I’ve wanted to write this post for 11 weeks. I’ve started it a million times in my head. Had a hundred ideas about what I wanted to write. Actually, I have a whole mental list of the blogs I want to write, including:
- My daughter’s birth story;
- How I’m going to get back in shape;
- How I owe an apology to every mother-friend I ever advised to choose a workout over sleep;
- And on and on the list goes.
But really?
This is what’s been going on in my world:
September 15, 2011. 11:08 a.m. Alana Annika. 7 pounds, 9 ounces. 20.5 inches long. 23 hours of labor. Emergency c-section.
Love.
Adoration.
Sleep-deprivation.
World-changing.
This is what I’ve been living:
And a lot of these photos are crappy because I take them in the middle of the night with my iPhone. But how can you resist:
Proud mommy much? Absolutely. But really, she is just the most beautiful thing.
It’s more.
Harder.
Better.
Bigger.
Than I’d ever imagined.
But 100% worth it.
So this is my life now. It’s almost all of my life for now, as I figure out (a) how to be a mom who (b) works full time and (c) lives without the 8+ hours/night of precious sleep I’ve been addicted to all my life. Workouts haven’t even hit my radar screen yet. Well, they have…but right now I’d have to give up sleep to make them happen, so it’s all walking, all the time for this girl. And Alana comes along, so it’s good bonding time. And no, it’s not going to be what helps me lose the baby (and then some) weight. Or get me in shape for Ragnar or the Warrior Dash next year. But I have my whole life to train and lose weight and run and be fit, and only these few precious weeks to enjoy my newborn. So that’s what I’m doing.
I’ll write more eventually. As much as I can, whenever I can. Which is probably going to be on my lunch break at work for a long time now. But I’m still here. Just…figuring out life now.
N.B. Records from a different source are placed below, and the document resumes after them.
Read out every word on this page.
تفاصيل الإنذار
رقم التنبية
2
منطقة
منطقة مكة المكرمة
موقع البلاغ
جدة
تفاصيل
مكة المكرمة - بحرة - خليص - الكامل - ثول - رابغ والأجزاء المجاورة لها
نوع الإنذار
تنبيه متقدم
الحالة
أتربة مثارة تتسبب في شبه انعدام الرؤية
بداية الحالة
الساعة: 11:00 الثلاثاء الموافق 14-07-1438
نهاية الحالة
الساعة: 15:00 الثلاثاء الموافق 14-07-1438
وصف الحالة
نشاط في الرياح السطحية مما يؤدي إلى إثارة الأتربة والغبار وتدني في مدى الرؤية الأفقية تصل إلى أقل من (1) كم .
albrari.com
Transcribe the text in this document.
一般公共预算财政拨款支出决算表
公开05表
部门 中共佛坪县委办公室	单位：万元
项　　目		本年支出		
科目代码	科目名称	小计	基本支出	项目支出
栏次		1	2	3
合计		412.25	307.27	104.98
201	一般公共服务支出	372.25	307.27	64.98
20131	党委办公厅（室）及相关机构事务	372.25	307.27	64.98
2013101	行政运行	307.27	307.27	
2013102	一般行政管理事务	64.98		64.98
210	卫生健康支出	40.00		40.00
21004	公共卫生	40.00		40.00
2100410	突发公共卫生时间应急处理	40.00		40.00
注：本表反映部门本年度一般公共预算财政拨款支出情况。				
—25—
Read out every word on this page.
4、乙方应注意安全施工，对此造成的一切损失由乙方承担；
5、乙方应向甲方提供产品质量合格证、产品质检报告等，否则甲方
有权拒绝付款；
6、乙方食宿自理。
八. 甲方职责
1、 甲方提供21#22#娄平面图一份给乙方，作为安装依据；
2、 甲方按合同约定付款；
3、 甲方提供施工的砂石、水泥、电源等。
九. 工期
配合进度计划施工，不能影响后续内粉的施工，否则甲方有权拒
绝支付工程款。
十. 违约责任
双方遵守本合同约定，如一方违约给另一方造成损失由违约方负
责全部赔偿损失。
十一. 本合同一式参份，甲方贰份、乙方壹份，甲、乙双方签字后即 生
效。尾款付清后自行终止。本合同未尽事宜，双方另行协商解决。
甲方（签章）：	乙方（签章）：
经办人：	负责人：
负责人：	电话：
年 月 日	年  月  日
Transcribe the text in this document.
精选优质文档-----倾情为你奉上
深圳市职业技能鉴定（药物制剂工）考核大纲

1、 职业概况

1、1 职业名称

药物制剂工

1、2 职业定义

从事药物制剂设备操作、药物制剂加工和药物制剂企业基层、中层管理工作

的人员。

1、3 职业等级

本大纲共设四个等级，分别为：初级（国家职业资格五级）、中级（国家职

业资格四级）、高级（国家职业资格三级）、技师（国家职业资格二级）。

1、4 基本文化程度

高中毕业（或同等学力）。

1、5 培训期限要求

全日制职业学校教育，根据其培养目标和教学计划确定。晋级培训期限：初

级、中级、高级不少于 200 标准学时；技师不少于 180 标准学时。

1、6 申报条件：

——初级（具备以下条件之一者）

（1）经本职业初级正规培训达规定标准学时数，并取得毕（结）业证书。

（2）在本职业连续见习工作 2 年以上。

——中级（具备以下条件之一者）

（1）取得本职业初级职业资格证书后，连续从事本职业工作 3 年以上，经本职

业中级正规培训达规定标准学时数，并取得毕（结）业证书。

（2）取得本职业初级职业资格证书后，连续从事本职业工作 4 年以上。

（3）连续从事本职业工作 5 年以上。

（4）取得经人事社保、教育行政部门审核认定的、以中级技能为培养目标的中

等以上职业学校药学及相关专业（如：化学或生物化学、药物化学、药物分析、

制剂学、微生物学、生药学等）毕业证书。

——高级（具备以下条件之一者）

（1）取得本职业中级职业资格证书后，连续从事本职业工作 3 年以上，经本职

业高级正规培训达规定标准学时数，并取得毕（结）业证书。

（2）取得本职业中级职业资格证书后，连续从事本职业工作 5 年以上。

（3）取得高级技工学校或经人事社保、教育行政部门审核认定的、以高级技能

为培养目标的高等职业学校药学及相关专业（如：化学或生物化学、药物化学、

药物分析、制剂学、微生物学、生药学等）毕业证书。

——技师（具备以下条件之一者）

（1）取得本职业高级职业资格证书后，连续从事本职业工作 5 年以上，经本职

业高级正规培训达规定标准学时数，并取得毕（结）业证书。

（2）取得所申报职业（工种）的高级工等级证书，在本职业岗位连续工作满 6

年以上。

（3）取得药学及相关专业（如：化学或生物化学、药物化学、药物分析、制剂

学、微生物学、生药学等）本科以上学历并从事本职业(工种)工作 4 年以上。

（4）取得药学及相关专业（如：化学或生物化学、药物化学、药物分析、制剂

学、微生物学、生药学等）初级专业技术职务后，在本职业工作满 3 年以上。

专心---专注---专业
And know that I’m keeping up with you! I read your blogs on my phone while breastfeeding, or while waiting in the doctor’s office, or while sitting in court waiting for a hearing to start. So no commenting yet, but I am listening. And cheering for you all. Pulling for you. Missing being a bigger part of our community.
But really? This:
This is where I’m at right now. So I know you understand. And for that, and for YOU, and for this baby? I. AM. GRATEFUL.
Welcome to the world, Alana. Your mommy loves you so much.